The Office said that Israel targeted journalists “in an attempt to suppress the Palestinian narrative and erase the truth. However, the occupation failed to break the will of our great people.”
Critics accuse Israel – which banned foreign reporters from entering Gaza – of targeting journalists in the Palestinian territory to obscure the truth about its war crimes there.
Israel’s assault on Gaza has been the “worst ever conflict” for journalists, according to a report by the Watson Institute for International and Public Affairs.

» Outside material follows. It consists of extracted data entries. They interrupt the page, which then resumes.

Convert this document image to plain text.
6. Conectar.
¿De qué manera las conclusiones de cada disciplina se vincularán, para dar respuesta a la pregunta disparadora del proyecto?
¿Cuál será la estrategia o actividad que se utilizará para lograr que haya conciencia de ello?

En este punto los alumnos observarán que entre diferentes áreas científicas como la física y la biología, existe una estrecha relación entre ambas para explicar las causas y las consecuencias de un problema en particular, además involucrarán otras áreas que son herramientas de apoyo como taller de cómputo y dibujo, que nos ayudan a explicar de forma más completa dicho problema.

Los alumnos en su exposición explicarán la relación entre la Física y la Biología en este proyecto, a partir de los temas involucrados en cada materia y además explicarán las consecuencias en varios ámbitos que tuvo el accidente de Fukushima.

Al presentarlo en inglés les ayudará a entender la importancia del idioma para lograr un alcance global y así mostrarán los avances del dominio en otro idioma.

The report, titled News Graveyards: How Dangers to War Reporters Endanger the World, said the Israeli assault on the Gaza Strip had “killed more journalists than the US Civil War, World Wars I and II, the Korean War, the Vietnam War (including the conflicts in Cambodia and Laos), the wars in Yugoslavia in the 1990s and 2000s, and the post-9/11 war in Afghanistan, combined”.
“In 2023, a journalist or media worker was, on average, killed or murdered every four days. In 2024, it was once every three days,” said the report.
“Most reporters harmed or killed, as is the case in Gaza, are local journalists.”
The Center for Protecting Palestinian Journalists (PJPS) said that the killing of journalists is part of a series of human rights violations committed by the Israeli occupation.
In its annual report, the Committee to Protect Journalists (CPJ) said a record number of journalists were killed in 2024, with Israel responsible for more than two-thirds of those deaths.
The committee’s chief Jodie Ginsberg said in the statement, “The war in Gaza is unprecedented in its impact on journalists and demonstrates a major deterioration in global norms on protecting journalists in conflict zones, but it is far from the only place journalists are in danger.”
At least 85 journalists died throughout 2024 at the hands of the Israeli military during Israel’s war on Gaza, the CPJ said, with 82 of those who were killed being Palestinians.
The advocacy group also accused Israel of attempting to stifle investigations into the killings, shift blame onto journalists for their own deaths, and ignoring its duty to hold its own military personnel accountable for the killings of so many media workers.
In a recent report, the International Federation of Journalists (IFJ) described 2024 as “one of the worst years” for media professionals. It condemned the “massacre taking place in Palestine before the eyes of the entire world.”
In a separate report, Reporters Without Borders (RSF) said Palestine is the most “dangerous country for journalists, recording a higher death toll than any other country over the past five years.”
Israel’s Resumption of War
Israeli attacks have killed over 2060 Palestinians and injured hundreds more after announcing the resumption of its assault in Gaza on March 18. The Israeli attacks marked the collapse of a ceasefire and prisoner exchange deal that had begun on January 19, 2025. The first phase ended on March 1, 2025, but Israeli Prime Minister Benjamin Netanyahu refused to proceed with the second phase.
Netanyahu, wanted by the International Criminal Court, sought to free more Israeli captives without fulfilling Israel’s commitments, including ending the war and withdrawing from Gaza. Hamas insisted on implementing the full agreement.
Since October 7, 2023, Israeli assaults, backed by the US, have killed over 51,400 Palestinians, mostly women and children.